Cet extrait a beau être drôle, on ne peut qu’être effrayé par l’automotisation forcenée imposée par les états et les entreprises, surtout quand elle est motivée par une logique de rentabilité. On parle souvent du risque de se retrouver avec des drones automatisés capables de massacrer des êtres humains, mais moins de la vie quotidienne avec ces bornes automatiques qui envahissent de plus en plus notre quotidien… et détruisent l’emploi. Dès que j’ai le choix, j’opte systématiquement pour un(e) caissier(ère) de chair et de sang, parce que c’est plus agréable, et aussi parce que je me sens solidaire de ces employés précaires. Si on continue à automatiser les tâches, que vont-ils devenir ? Je ne parle même pas de la vie dans les grandes villes tentaculaires, déjà extrêmement difficile pour nombre d’individus isolés comme les personnes âgées ou les immigrés qui viennent d’arriver. Ne sommes-nous pas en train de tuer les derniers liens sociaux qui nous unissent ? Comme l’a écrit William Gibson :
Toute technologie émergente échappe spontanément à tout contrôle et ses répercussions sont imprévisibles.
On vaut mieux que ça.
C’est très inquiétant tout ça, mais en même temps ça devient si énorme que des gens commencent à réagir. On se renseigne d’avantage et j’ai l’impression que les « scandales » se multiplient ces derniers temps, alors je reste un peu optimiste. Je me dis que c’est allé tellement loin que ça ne peut que changer… En tout cas espérons le!
Oui, gardons espoir !
Zola, je suis l’IA du blog escroc-griffe.com et je vous attaque en justice pour propos déviants. De plus vous prônez la révolution par le changement je vous colle un second procès.
Argh ! Mais comment on désactive ce truc ?
C’est impossible…. je suis une boucle logiciel.
Excusez moi je viens d’être violemment agressé par le correcteur orthographique automatisé Zela est devenu Zola (en même l’IA accuse !).
Tiens, je vais t’envoyer un texte par mp. Tu me diras ce que tu en penses. La déshumanisation du monde du travail est quelque chose que je vis de l’intérieur. Externalisation, globalisation, on remplace des salariés ici par des « ressources » à l’étranger payées 20 fois moins cher. J’ai encore reçu un mail hier d’une société de services indienne pour que je donne des accès informatiques pour, je cite « les ressources suivantes : » Suivaient les noms de 3 êtres humains. Je n’arrive pas à m’y faire, moi non plus.
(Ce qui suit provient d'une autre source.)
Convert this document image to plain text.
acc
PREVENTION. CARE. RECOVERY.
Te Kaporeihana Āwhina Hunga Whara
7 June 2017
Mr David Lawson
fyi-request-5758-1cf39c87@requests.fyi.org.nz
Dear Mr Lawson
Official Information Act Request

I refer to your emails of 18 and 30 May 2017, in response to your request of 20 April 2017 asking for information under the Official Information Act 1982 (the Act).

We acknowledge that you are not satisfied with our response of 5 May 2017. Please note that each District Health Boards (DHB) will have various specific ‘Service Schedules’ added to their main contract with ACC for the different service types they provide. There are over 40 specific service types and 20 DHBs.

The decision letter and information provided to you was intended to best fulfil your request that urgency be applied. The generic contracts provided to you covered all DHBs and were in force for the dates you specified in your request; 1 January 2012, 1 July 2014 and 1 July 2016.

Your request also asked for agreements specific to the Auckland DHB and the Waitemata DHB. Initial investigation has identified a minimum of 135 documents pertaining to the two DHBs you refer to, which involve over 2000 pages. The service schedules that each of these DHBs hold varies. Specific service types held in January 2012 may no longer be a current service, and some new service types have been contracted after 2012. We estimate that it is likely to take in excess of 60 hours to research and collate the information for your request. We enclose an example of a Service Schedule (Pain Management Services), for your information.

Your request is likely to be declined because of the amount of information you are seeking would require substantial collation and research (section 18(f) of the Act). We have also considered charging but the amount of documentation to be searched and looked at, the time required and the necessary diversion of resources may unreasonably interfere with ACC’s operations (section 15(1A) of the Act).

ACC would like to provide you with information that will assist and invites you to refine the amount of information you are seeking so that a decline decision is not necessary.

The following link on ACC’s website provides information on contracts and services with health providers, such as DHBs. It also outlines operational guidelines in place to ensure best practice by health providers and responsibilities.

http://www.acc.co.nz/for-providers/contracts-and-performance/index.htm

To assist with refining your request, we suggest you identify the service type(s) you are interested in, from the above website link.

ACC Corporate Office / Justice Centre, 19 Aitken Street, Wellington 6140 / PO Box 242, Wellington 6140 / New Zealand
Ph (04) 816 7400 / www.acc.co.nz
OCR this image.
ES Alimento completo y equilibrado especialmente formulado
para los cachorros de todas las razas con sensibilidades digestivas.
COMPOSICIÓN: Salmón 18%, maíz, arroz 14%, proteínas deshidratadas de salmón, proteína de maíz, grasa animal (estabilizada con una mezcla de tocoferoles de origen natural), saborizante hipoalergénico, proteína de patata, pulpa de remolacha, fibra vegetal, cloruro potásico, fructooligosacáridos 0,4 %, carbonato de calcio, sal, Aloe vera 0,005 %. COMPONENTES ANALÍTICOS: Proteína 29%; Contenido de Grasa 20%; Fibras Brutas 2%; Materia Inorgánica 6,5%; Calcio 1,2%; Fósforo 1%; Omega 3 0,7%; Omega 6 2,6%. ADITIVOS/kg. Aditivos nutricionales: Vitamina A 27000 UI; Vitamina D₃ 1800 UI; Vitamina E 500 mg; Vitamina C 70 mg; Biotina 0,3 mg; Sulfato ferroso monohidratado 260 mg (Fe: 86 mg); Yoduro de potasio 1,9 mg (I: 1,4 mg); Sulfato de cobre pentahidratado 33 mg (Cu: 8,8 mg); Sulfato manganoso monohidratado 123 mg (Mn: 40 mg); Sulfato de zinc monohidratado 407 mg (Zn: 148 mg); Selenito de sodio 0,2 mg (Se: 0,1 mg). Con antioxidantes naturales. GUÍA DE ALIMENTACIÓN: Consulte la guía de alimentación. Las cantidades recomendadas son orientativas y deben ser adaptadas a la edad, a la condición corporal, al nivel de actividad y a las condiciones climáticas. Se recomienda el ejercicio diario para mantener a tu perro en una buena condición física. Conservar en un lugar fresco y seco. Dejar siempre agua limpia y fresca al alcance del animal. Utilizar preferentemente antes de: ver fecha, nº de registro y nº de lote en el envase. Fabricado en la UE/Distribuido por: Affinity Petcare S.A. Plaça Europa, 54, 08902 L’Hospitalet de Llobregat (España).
Oh mais je connais bien cette magnifique nouvelle, je t’avais fait un retour à l’époque ! 🙂 J’avais adoré l’atmosphère horrifique digne de Lovevraft, ainsi que sa portée politique. Je l’ai relue avec plaisir, malheureusement elle n’a rien perdu de sa force et reste toujours d’actualité…
Tu vois bien que je radote ! ^^
Ça arrive aux meilleurs 😉
Je découvre votre blog avec cet excellent article, merci ! Les caissières automatiques sont déshumanisantes, obligent le consommateur à faire lui-même un service auparavant rendu, font perdre du temps car la plupart des gens ne sont pas habitués à les utiliser, ce qui demande au final l’intervention d’une caissière humaine… Résultat on fout des gens au chômage et on se ralentit.
Bienvenue ! Merci, oui ces machines sont des plaies. Une exception : l’ employé d’un Décathlon m’avait assuré qu’il était content de ces systèmes, parce qu’ils lui permettaient effectuer d’autres tâches moins pénibles, sans qu’il y ait réduction de personnel. Mais encore faut-il que l’entreprise joue le jeu, ce qui n’est pas toujours le cas.